Over a period of time, this will result in cloudiness or discolouring of the stove glass as the sulphuric acid. etches itself into the surface of the stove glass. When your woodburner heats up, the moisture within the sulphuric acid evaporates and leaves behind sulphur dioxide and sulphur trioxide, which are white powders.

Cleaning cloudy stove glass

Unfortunately, if you’ve tried cleaning the stove glass and the cloudiness isn’t budging, there isn’t a great deal you can do to improve the situation. You can’t remove discolouring, milkiness or crazing that has been caused by sulphuric acid.

Wiping the glass with a damp cloth might initially seem to resolve the problem, but in fact you will only be recreating the sulphuric acid. As soon as the glass dries or the moisture evaporates, the white powder – trapped within tiny cracks in the glass surface – will return and with it the cloudy effect on your stove glass.

The good news is that the damage will not have any effect on how the stove operates. The glass is not weakened and your stove will continue to perform exactly as it always has. The only issue is an aesthetic one. If you really can’t bear to have your view of the flames obscured by cloudiness, the only option is to buy replacement stove glass.

Of course, once you have replaced your stove glass you will be keen to avoid the same thing happening again. Let’s take a look at how to do that…

How to stop stove glass going cloudy

Check your stove manufacturer’s instructions on what fuels should be burned on your appliance. This varies between different stoves, so it’s always worth checking what your manufacturer has to say on the matter.

Avoid burning fuels that have a high sulphur content. Household coal (also known as bituminous coal, house coal and smoky coal) has high levels of sulphur. Petroleum coke (or pet coke) also contains a lot of sulphur.

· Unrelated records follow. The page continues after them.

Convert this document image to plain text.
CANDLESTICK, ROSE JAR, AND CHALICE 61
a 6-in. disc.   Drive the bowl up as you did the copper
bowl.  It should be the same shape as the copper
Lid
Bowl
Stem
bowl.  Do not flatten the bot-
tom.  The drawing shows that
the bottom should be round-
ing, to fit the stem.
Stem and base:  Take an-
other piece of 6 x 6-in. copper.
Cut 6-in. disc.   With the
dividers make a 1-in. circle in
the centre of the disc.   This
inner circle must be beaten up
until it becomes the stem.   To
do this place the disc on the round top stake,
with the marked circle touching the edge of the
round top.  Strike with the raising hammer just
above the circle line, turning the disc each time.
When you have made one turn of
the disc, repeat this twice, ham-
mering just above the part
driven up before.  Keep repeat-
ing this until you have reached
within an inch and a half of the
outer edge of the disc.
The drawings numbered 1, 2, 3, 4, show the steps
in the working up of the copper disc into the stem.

Ensure your fuel is dry. Burning damp or wet fuels will heighten potential problems with sulphur, so make sure your stove is stored in a dry place. When you buy fuel that might have been exposed to the elements before, give it a chance to dry out properly before burning it. Similarly, if you’re burning wood, make sure it’s well seasoned before use.

Don’t slumber your stove. Allowing your stove to burn for extended periods without adding more fuel results in an inefficient burn that encourages the release of gases like sulphur and increases the likelihood of them condensing within your stove system. At the end of the evening, open the air vents fully to burn any remaining fuel rather than allowing it to slowly burn out of the coming hours.

Use your airwash system. The airwash system found on the majority of modern stoves creates a thin layer of air that washes over the inside of the stove glass and helps to prevent sulphuric acid and other substances from settling on the glass.

Clean your stove glass regularly. Giving your stove glass a clean (always when it is cold) will help to remove any harmful sulphuric acid that has settled on the surface before it gets the chance to cause permanent damage.

Clean ashes out regularly. A build-up of ashes again glass will increase the chance of sulphur contained within the ashes condensing and causing cloudiness.